In my quest for validating and parsing some parts of email headers I'm turning the ABNF syntax (i.e. this stuff
Code: Select all
comment = "(" *([FWS] ccontent) [FWS] ")"into PCRE groups which I can "glue together" to make the tokens described in the RFC.

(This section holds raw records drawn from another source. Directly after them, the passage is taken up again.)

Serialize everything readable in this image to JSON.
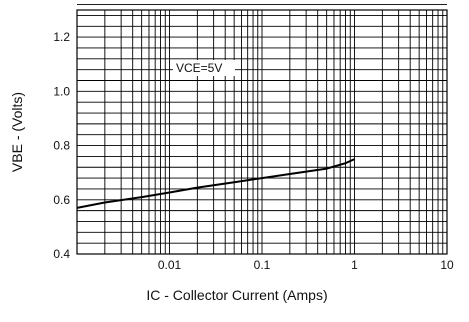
{
  "chart_data": {
    "type": "line",
    "xlabel": "IC - Collector Current (Amps)",
    "ylabel": "VBE - (Volts)",
    "x_scale": "log",
    "xlim": [
      0.001,
      10
    ],
    "ylim": [
      0.4,
      1.3
    ],
    "x_ticks": [
      0.01,
      0.1,
      1,
      10
    ],
    "x_tick_labels": [
      "0.01",
      "0.1",
      "1",
      "10"
    ],
    "y_ticks": [
      0.4,
      0.6,
      0.8,
      1.0,
      1.2
    ],
    "y_tick_labels": [
      "0.4",
      "0.6",
      "0.8",
      "1.0",
      "1.2"
    ],
    "grid": true,
    "annotation": "VCE=5V",
    "series": [
      {
        "x": [
          0.001,
          0.002,
          0.005,
          0.01,
          0.02,
          0.05,
          0.1,
          0.2,
          0.5,
          0.8,
          1.0
        ],
        "y": [
          0.57,
          0.59,
          0.61,
          0.627,
          0.645,
          0.665,
          0.68,
          0.695,
          0.715,
          0.735,
          0.75
        ]
      }
    ]
  }
}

However, I've hit a big hurdle (a brick wall??):
Code: Select all
ccontent = ctext / quoted-pair / comment
comment = "(" *([FWS] ccontent) [FWS] ")"Code: Select all
//Refer to RFC 2822 for ABNF
$noWsCtl = '[\x01-\x08\x0B\x0C\x0E-\x19\x7F]';
$text = '[\x00-\x08\x0B\x0C\x0E-\x7F]';
$quotedPair = '\\\\' . $text;
$atext = '[a-zA-Z0-9!#\$%&\'\*\+\-\/=\?\^_`\{\}\|~]';
$dotAtomText = $atext . '+' . '(\.' . $atext . '+)*?';
$qtext = '(?:' . $noWsCtl . '|[\x21\x23-\x5B\x5D-\x7E])';
$noFoldQuote = '"(?:' . $qtext . '|' . $quotedPair . ')*?"';
$dtext = '(?:' . $noWsCtl . '|[\x21-\x5A\x5E-\x7E])';
$noFoldLiteral = '\[(?:' . $dtext . '|' . $quotedPair . ')*?\]';
$idLeft = '(?:' . $dotAtomText . '|' . $noFoldQuote . ')';
$idRight = '(?:' . $dotAtomText . '|' . $noFoldLiteral . ')';
$WSP = '[ \t]';
$CRLF = '\r\n';
$FWS = '(?:' . $WSP . '*' . $CRLF . ')?' . $WSP;
$ctext = '(?:' . $noWsCtl . '|[\x21-\x27\x2A-\x5B\x5D-\x7E])';
//AGRRRAAAGGGGHHHH!!!!!
$comment = '\((?:' . $FWS . '|' . $ccontent. ')*?' . $FWS . '?\)';
$ccontent = '(?:' . $ctext . '|' . $quotedPair . '|' . $comment . ')';//Hmm... do I remember someone mentioning a 'recurse' flag in PCRE?
EDIT | I'll mull this over and continue... for now, a handy TODO
Code: Select all
//TODO: Make this RFC2822 compliant (support comment nesting -- e.g. add |comment)
$ccontent = '(?:' . $ctext . '|' . $quotedPair . ')';